Two centuries later, parts of Jefferson´s letter read like a land grab.

It was expedient, he wrote, to encourage the American Indian tribes “to abandon hunting, to apply to the raising stock, to agriculture and domestic manufacture, and thereby prove to themselves that less land and labor will maintain them in this, better than in their former mode of living. The extensive forests necessary in the hunting life will then become useless, and they will see advantage in exchanging them for the means of improving their farms, and of increasing their domestic comforts. … Experience and reflection will develop to them the wisdom of exchanging what they can spare and we want, for what we can spare and they want.”

The stakes were high. The nation first to lay a claim through exploration stood to gain the West´s lucrative fur trade, access to the markets of the Pacific, and, in Jefferson´s view, a land of liberty from sea to sea.

Three months after he wrote his letter to Congress seeking funding and two months after it was approved, France´s Napoleon immeasurably increased the new nation´s fortunes by selling the Louisiana Territory to the U.S. for $15 million. With a sweep of his pen, Jefferson doubled the size of the country, from the Mississippi River to what is now Montana.

“A lot of people even today think that the Lewis and Clark expedition happened because of the Louisiana Purchase, but it just isn´t true,” Jones said. “I think the Louisiana Purchase was a complete surprise to Jefferson. He had the expedition all planned out before it ever happened.”

“Jefferson was always wildly curious about the interior of the country,” Imhoff added. “He wanted to create an agrarian society, and you can´t have that without a land base. The expedition met his overall goals as far as commerce for the United States being well off, creating more room for an agrarian society and reaching out to the Indian tribes. The Louisiana Purchase was just a wonderfully fortuitous circumstance. It gave him a freer hand to do what he´d always wanted to do.”

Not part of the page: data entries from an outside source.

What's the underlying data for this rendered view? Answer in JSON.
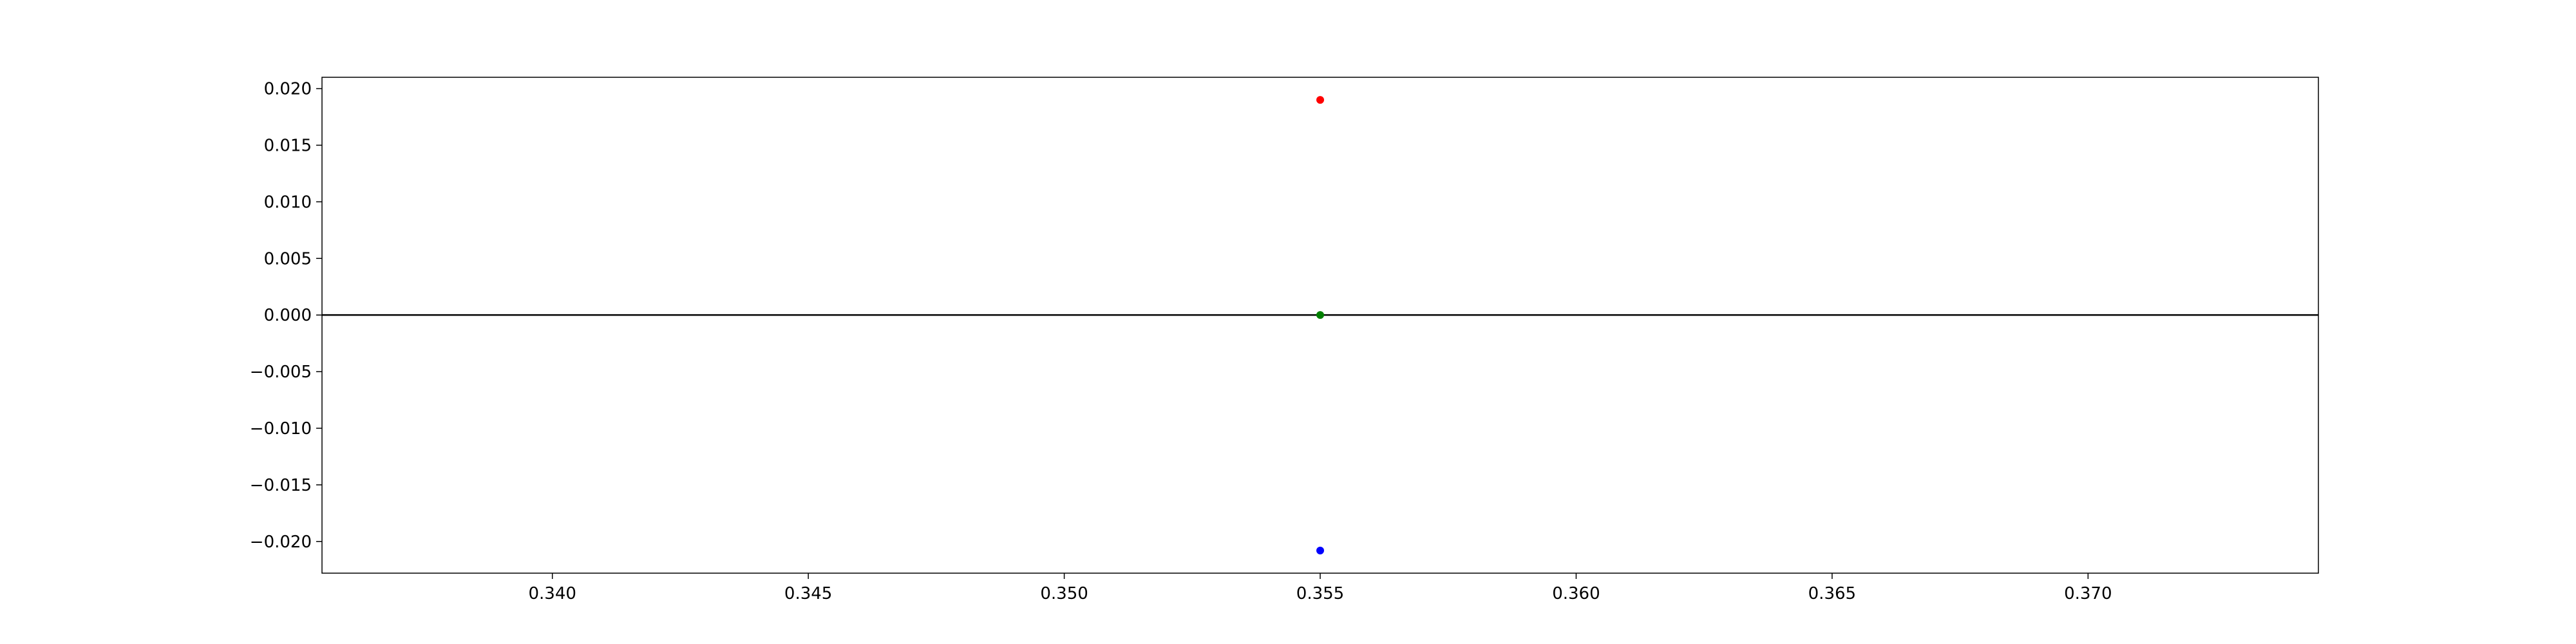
{
  "chart_data": {
    "type": "scatter",
    "title": "",
    "xlabel": "",
    "ylabel": "",
    "xlim": [
      0.3355,
      0.3745
    ],
    "ylim": [
      -0.0228,
      0.021
    ],
    "x_ticks": [
      0.34,
      0.345,
      0.35,
      0.355,
      0.36,
      0.365,
      0.37
    ],
    "x_tick_labels": [
      "0.340",
      "0.345",
      "0.350",
      "0.355",
      "0.360",
      "0.365",
      "0.370"
    ],
    "y_ticks": [
      0.02,
      0.015,
      0.01,
      0.005,
      0.0,
      -0.005,
      -0.01,
      -0.015,
      -0.02
    ],
    "y_tick_labels": [
      "0.020",
      "0.015",
      "0.010",
      "0.005",
      "0.000",
      "−0.005",
      "−0.010",
      "−0.015",
      "−0.020"
    ],
    "grid": false,
    "legend": "none",
    "reference_line": {
      "y": 0.0,
      "color": "#000000"
    },
    "series": [
      {
        "x": [
          0.355
        ],
        "y": [
          0.019
        ],
        "color": "#ff0000"
      },
      {
        "x": [
          0.355
        ],
        "y": [
          0.0
        ],
        "color": "#008000"
      },
      {
        "x": [
          0.355
        ],
        "y": [
          -0.0208
        ],
        "color": "#0000ff"
      }
    ]
  }
}
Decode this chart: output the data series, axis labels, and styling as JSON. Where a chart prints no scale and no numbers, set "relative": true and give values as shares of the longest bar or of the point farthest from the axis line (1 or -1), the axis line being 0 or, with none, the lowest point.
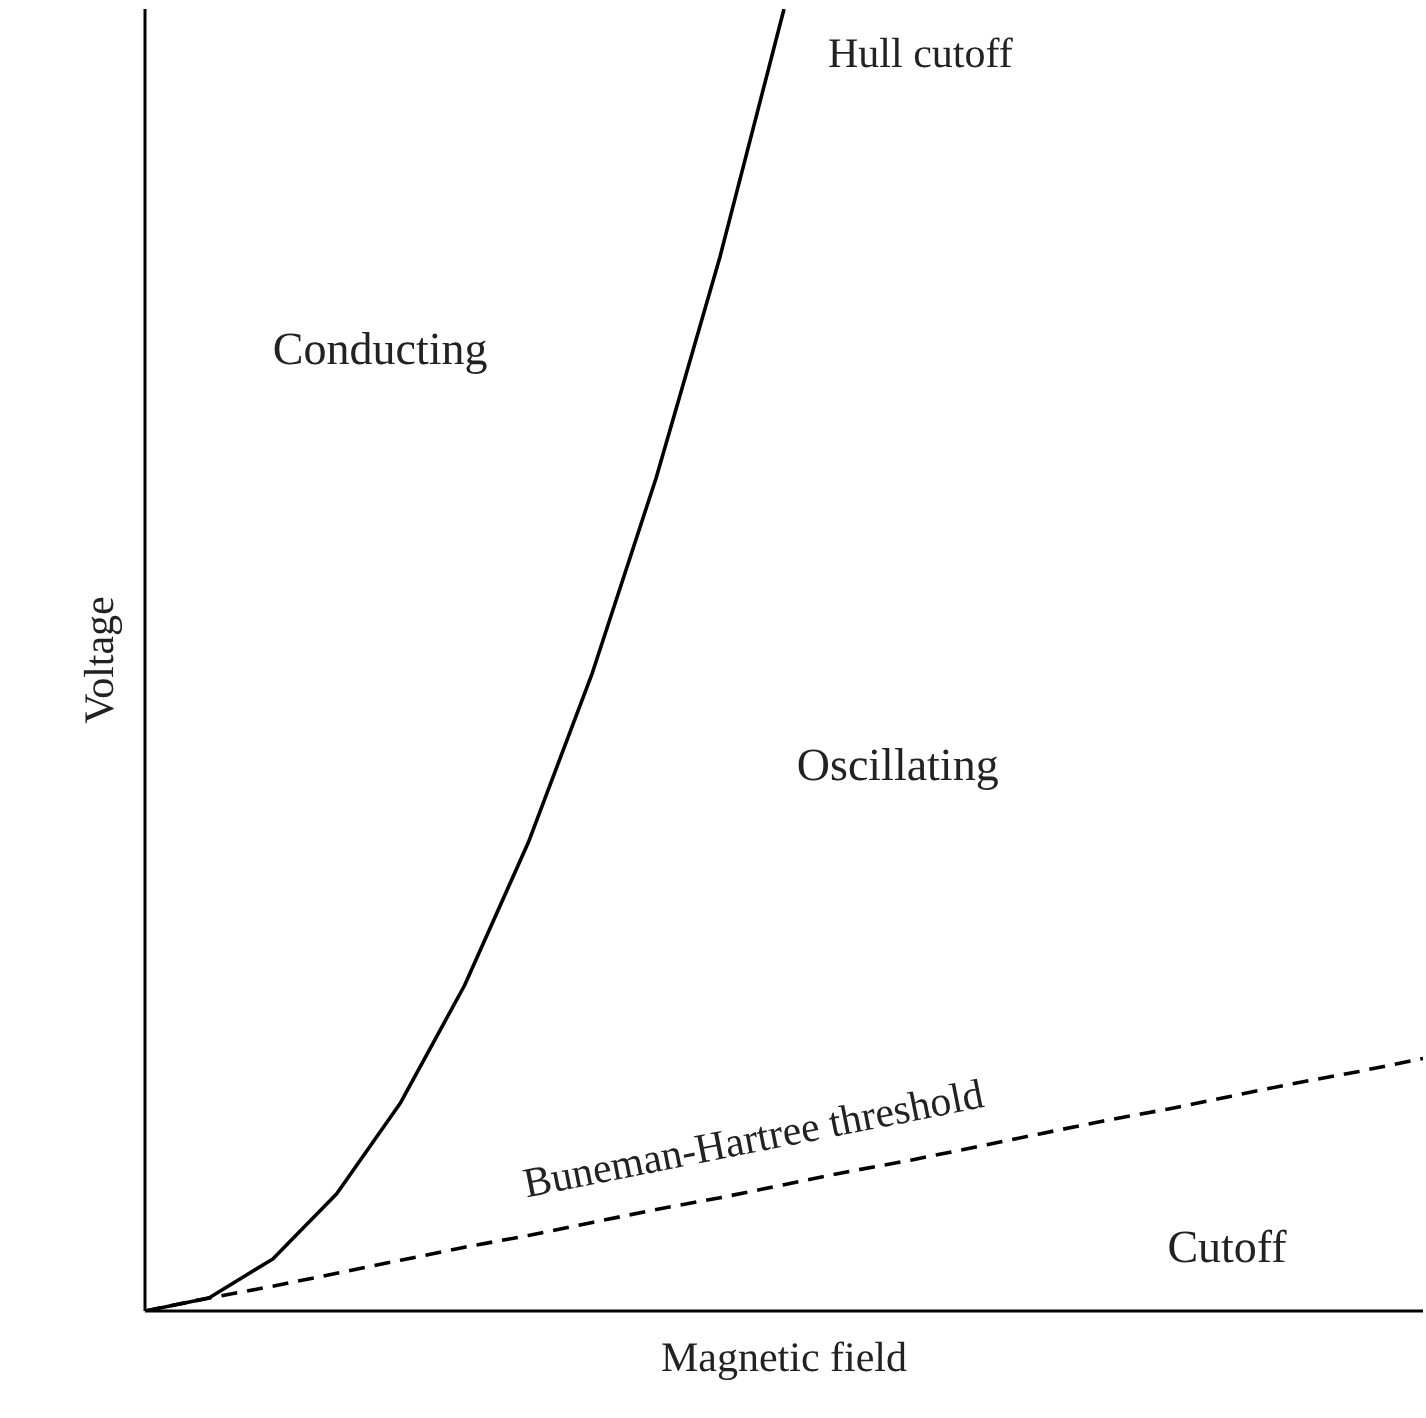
{
  "chart_data": {
    "type": "line",
    "relative": true,
    "xlabel": "Magnetic field",
    "ylabel": "Voltage",
    "tick_labels": false,
    "categories": [
      null,
      null,
      null,
      null,
      null,
      null,
      null,
      null,
      null,
      null,
      null,
      null,
      null,
      null,
      null,
      null,
      null,
      null,
      null,
      null,
      null
    ],
    "series": [
      {
        "name": "Hull cutoff",
        "color": "#000000",
        "line_style": "solid",
        "values": [
          0,
          0.01,
          0.04,
          0.09,
          0.16,
          0.25,
          0.36,
          0.49,
          0.64,
          0.81,
          1.0,
          null,
          null,
          null,
          null,
          null,
          null,
          null,
          null,
          null,
          null
        ]
      },
      {
        "name": "Buneman-Hartree threshold",
        "color": "#000000",
        "line_style": "dashed",
        "values": [
          0,
          0.01,
          0.019,
          0.029,
          0.039,
          0.049,
          0.058,
          0.068,
          0.078,
          0.087,
          0.097,
          0.107,
          0.116,
          0.126,
          0.136,
          0.146,
          0.155,
          0.165,
          0.175,
          0.184,
          0.194
        ]
      }
    ],
    "annotations": [
      "Conducting",
      "Oscillating",
      "Cutoff"
    ]
  }
}
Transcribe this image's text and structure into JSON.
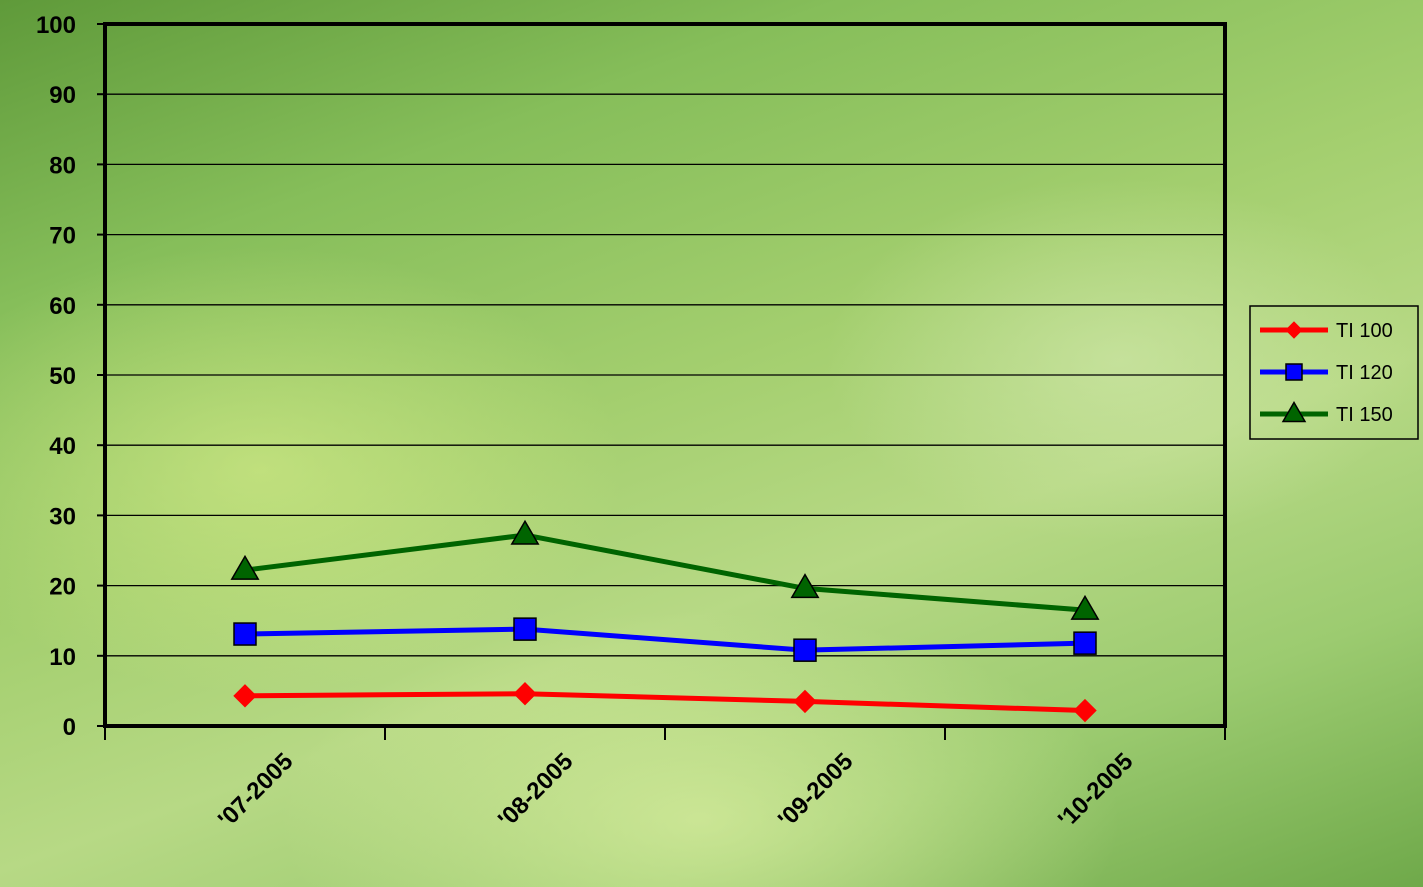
{
  "chart_data": {
    "type": "line",
    "categories": [
      "'07-2005",
      "'08-2005",
      "'09-2005",
      "'10-2005"
    ],
    "series": [
      {
        "name": "TI 100",
        "values": [
          4.3,
          4.6,
          3.5,
          2.2
        ],
        "color": "#ff0000",
        "marker": "diamond"
      },
      {
        "name": "TI 120",
        "values": [
          13.1,
          13.8,
          10.8,
          11.8
        ],
        "color": "#0000ff",
        "marker": "square"
      },
      {
        "name": "TI 150",
        "values": [
          22.2,
          27.2,
          19.6,
          16.5
        ],
        "color": "#006400",
        "marker": "triangle"
      }
    ],
    "title": "",
    "xlabel": "",
    "ylabel": "",
    "ylim": [
      0,
      100
    ],
    "yticks": [
      "0",
      "10",
      "20",
      "30",
      "40",
      "50",
      "60",
      "70",
      "80",
      "90",
      "100"
    ],
    "grid": true,
    "legend_position": "right"
  }
}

Idaho wasn´t part of the Louisiana Purchase, but Lewis and Clark´s success in reaching the Pacific allowed the United States to claim the Oregon region, which included present-day Idaho, Oregon and Washington.

Idaho was the most difficult part of their journey. On Aug. 12, 1805, Lewis climbed to the summit of the Lemhi Pass, and where he expected to discover a river or plains extending to the Pacific, he became the first white man to see the daunting mountains of Idaho. It was there, near what is now the town of Tendoy, that Jefferson´s dream of an easy water route to the Pacific succumbed to the realities of geography.

“You can´t tell the story of Lewis and Clark without the incredible story of crossing the mountains,” Imhoff said. “You can´t tell it without including the moment when Lewis looked out expecting to see his route to the Pacific and instead he saw Idaho. … Idaho plays an incredible role on a lot of levels. It´s absolutely pivotal to the Lewis and Clark story.”

Idaho also will play a role in the bicentennial kickoff at Monticello. Celeste Becia of the Idaho Department of ommerce says the state will have “30 to 40 people there, representing the Commerce Department, the Historical Society, the governor´s Lewis and Clark committee, the Forest Service and Bureau of Land Management in Idaho, and local Lewis and Clark organizations from towns throughout the state.”

Two thousand Idaho-shaped Lewis and Clark pins will be distributed to visitors to Idaho´s booth, and the exposition´s largest exhibit will be from Idaho. Fashioned by Cottonwood artists Dennis Sullivan and Frances Conklin, it´s an 80-foot chain-saw carving of the expedition as experienced by “Seaman,” Meriwether Lewis´ dog.

Four governors, Interior Secretary Gale Norton, documentary filmmaker Ken Burns, and Tex Hall, president of the National Congress of American Indians, will be among those attending Saturday´s kickoff. President Bush has been invited. A capacity crowd of 4,000 is expected for the ceremonies, which will be held on the lawn of Jefferson´s Monticello home.

“It´s interesting how much the Lewis and Clark story is striking a chord with Americans today,” Imhoff said. “The Chicago Tribune does a month-by-month countdown of the hip things to do in the world. In January of 2003, the hip place to be is Monticello.”